- Born: Sarah C. Darby
- Education: Imperial College London (BSc) University of Birmingham (MSc) London School of Hygiene and Tropical Medicine (PhD)
- Scientific career
- Fields: Epidemiology Statistics Cancer
- Institutions: University of Oxford Radcliffe Infirmary St Thomas's Hospital Medical School National Radiological Protection Board Radiation Effects Research Foundation
- Thesis: A Bayesian Approach to Parallel Line Bioassay (1977)
- Doctoral students: Helen Weiss
- Website: www.ndph.ox.ac.uk/team/sarah-darby

= Sarah Darby =

British academic and medical statistician

Sarah C. Darby is professor of medical statistics at the University of Oxford. Her research has focused the beneficial effects of smoking cessation, the risk of lung cancer from residential radon, and treatments for early breast cancer. She is also a principal scientist with the Cancer Research UK in the Clinical Trial Service Unit (CTSU) and Epidemiological Studies Unit at the Nuffield Department of Clinical Medicine, at the Radcliffe Infirmary, Oxford.

==Education==
Darby studied mathematics at Imperial College London (BSc) and mathematical statistics at the University of Birmingham (MSc). She completed her PhD at the London School of Hygiene and Tropical Medicine in 1977, where her research investigated Bayesian approaches to analysing bioassays.

==Career and research==
After her PhD, she worked at St Thomas's Hospital Medical School, the National Radiological Protection Board, and the Radiation Effects Research Foundation in Hiroshima, before moving to the University of Oxford in 1984. Her major funder since then has been Cancer Research UK.

Darby and her team have demonstrated that there is a linear relationship between the dose of radiation delivered incidentally to the heart during breast cancer radiotherapy and the subsequent risk of ischaemic heart disease, and that the absolute size of the radiation-related risk is bigger for women already at increased risk of heart disease.

She and her team have also estimated the absolute size of the benefit of radiotherapy to breast cancer patients and their work is enabling comparison of the likely absolute benefit of radiotherapy with its likely absolute risk for individual patients.
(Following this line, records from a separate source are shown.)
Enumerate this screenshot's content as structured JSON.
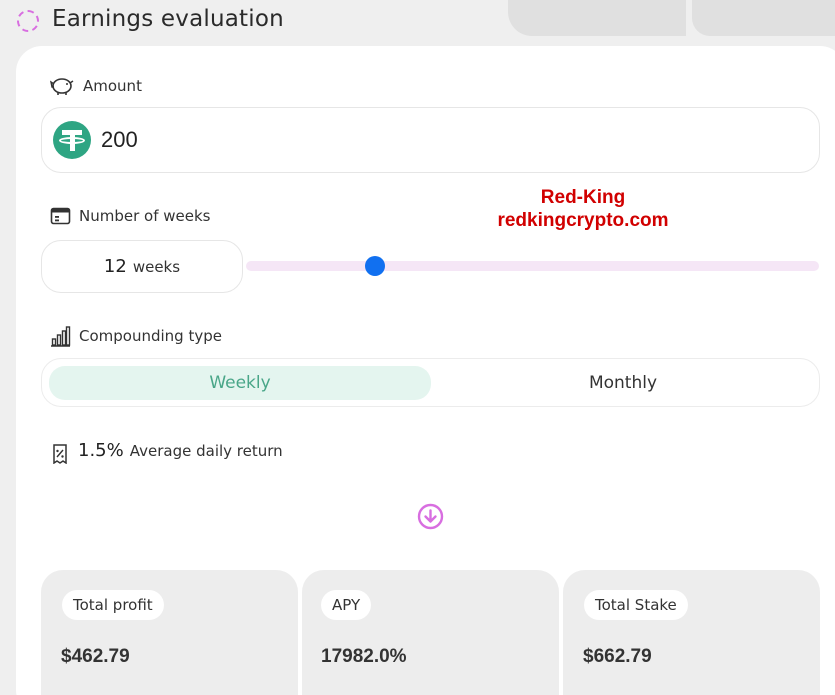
{
  "header": {
    "title": "Earnings evaluation"
  },
  "amount": {
    "label": "Amount",
    "value": "200",
    "token_icon": "usdt-tether-icon"
  },
  "watermark": {
    "line1": "Red-King",
    "line2": "redkingcrypto.com"
  },
  "weeks": {
    "label": "Number of weeks",
    "value": "12",
    "unit": "weeks",
    "slider_fraction": 0.23
  },
  "compounding": {
    "label": "Compounding type",
    "options": [
      "Weekly",
      "Monthly"
    ],
    "selected": "Weekly"
  },
  "daily_return": {
    "value": "1.5%",
    "label": "Average daily return"
  },
  "stats": [
    {
      "label": "Total profit",
      "value": "$462.79"
    },
    {
      "label": "APY",
      "value": "17982.0%"
    },
    {
      "label": "Total Stake",
      "value": "$662.79"
    }
  ],
  "colors": {
    "accent": "#d86ee0",
    "slider_thumb": "#1170f0",
    "toggle_active_bg": "#e4f5ef",
    "toggle_active_text": "#49a688",
    "usdt": "#2ea583",
    "watermark": "#d10000"
  }
}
Therefore, it is now becoming possible to assess which patients can receive standard radiotherapy, which should be considered for advanced techniques, and which should avoid radiotherapy altogether.

Other topics that Darby has worked on include estimating the risk of lung cancer from residential radon, the risk of invasive breast cancer after a diagnosis of ductal carcinoma in situ, and the risk of cancer after computerised tomography (CT) scans in young people.

===Awards and honours===
Darby was awarded the Guy Medal in Bronze in 1988 by the Royal Statistical Society. She was elected a Fellow of the Royal Society (FRS) in 2019 and of the Academy of Medical Sciences in the same year.